Miroslav Bojko

Personal information
- Date of birth: 30 September 1971 (age 54)
- Place of birth: Vinkovci, SR Croatia, SFR Yugoslavia
- Height: 1.70 m (5 ft 7 in)
- Position: Forward

Senior career*
- Years: Team / Apps / (Gls)
- 1989–1993: Mladost / 52 / (25)
- 1993–1996: Cibalia / 25 / (4)
- 1996–1997: Otok / 42 / (24)
- 1998–1999: Cibalia / 32 / (21)
- 1999: Otok / 21 / (12)
- 2000: Vukovar '91 / 12 / (3)
- 2000: Ljubuški / 15 / (4)
- 2001: Široki Brijeg / 29 / (15)
- 2002: Marsonia / 12 / (3)
- 2002–2003: Cibalia / 6 / (1)

Managerial career
- 0000–2012: Cibalia (assistant)
- 2012: Cibalia (caretaker)
- 2012: Cibalia (caretaker)
- 2012–2013: Cibalia
- 2014–2015: Sheriff Tiraspol (assistant)
- 2015: Cibalia B
- 2015–2016: Cibalia
- 2016–2019: Dugopolje
- 2020–2023: Vukovar 1991

= Miroslav Bojko =

Croatian footballer and manager

Miroslav Bojko (born 30 September 1971) is a Croatian football manager and former player.

==Coaching career==
After HNK Cibalia manager Samir Toplak resigned on 27 July 2019, assistant manager Bojo took over as a caretaker manager. He lost his first game the next day against GNK Dinamo Zagreb and later on the same day, Željko Kopić was appointed as manager for the club, with Bojko continued as the assistant manager.
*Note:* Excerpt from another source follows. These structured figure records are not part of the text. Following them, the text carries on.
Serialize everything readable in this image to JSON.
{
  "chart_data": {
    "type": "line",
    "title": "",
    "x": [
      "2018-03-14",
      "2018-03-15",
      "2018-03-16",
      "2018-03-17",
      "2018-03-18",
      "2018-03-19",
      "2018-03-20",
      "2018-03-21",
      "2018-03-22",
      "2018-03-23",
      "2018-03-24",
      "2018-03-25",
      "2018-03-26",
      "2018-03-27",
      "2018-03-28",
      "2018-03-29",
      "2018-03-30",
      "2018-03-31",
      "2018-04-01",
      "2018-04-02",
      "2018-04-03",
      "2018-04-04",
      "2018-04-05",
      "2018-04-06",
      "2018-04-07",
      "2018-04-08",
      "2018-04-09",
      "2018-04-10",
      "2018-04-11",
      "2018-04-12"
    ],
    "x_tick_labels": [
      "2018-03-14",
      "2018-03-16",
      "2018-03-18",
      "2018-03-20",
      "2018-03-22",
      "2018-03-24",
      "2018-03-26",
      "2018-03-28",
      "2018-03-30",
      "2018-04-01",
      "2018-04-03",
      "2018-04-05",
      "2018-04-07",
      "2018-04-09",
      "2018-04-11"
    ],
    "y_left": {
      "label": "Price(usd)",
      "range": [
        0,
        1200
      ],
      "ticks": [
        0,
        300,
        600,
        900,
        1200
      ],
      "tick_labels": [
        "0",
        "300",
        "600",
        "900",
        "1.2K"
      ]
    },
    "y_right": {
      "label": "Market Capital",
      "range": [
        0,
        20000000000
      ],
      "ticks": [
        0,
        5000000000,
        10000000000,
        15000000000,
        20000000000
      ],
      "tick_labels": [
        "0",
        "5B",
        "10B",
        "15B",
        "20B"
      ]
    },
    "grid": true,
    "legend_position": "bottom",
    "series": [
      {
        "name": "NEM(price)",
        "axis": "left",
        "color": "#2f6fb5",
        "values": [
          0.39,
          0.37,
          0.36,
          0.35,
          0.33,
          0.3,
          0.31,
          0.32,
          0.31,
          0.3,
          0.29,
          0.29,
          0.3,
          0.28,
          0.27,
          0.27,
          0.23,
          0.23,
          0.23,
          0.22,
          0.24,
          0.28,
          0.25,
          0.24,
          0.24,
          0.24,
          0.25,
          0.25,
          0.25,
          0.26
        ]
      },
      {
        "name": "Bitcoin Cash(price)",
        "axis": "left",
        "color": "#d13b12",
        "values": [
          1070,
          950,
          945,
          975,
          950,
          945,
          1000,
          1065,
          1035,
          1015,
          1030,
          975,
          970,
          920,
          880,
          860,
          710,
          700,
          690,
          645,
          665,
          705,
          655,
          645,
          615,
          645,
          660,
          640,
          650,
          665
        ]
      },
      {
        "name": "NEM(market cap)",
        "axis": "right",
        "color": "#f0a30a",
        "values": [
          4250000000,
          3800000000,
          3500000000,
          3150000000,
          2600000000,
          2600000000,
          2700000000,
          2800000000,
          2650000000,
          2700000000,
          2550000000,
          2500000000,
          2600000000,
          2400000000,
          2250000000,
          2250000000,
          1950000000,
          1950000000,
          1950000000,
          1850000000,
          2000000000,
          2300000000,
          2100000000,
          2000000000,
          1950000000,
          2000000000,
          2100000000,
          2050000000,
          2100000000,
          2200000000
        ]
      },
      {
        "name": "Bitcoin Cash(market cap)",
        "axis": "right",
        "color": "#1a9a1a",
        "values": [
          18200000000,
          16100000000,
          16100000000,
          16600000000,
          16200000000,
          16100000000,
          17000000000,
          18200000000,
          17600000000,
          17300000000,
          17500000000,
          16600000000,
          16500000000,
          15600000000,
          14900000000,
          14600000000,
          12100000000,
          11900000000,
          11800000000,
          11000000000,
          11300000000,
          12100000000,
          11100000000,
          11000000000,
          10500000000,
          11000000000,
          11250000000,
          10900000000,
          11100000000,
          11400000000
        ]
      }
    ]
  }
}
After Željko Kopić resigning on 25 November 2012, Bojko became the caretaker once again. Later, he became the permanent manager. He left the club in July 2013.

In the 2013–14 season, Bojko worked as a youth team coach for NK Novigrad.

On 17 May 2016, Bojko was appointed as the manager of NK Dugopolje. After three years at the club, he left on 10 January 2019. He took charge of Vukovar 1991 in November 2020.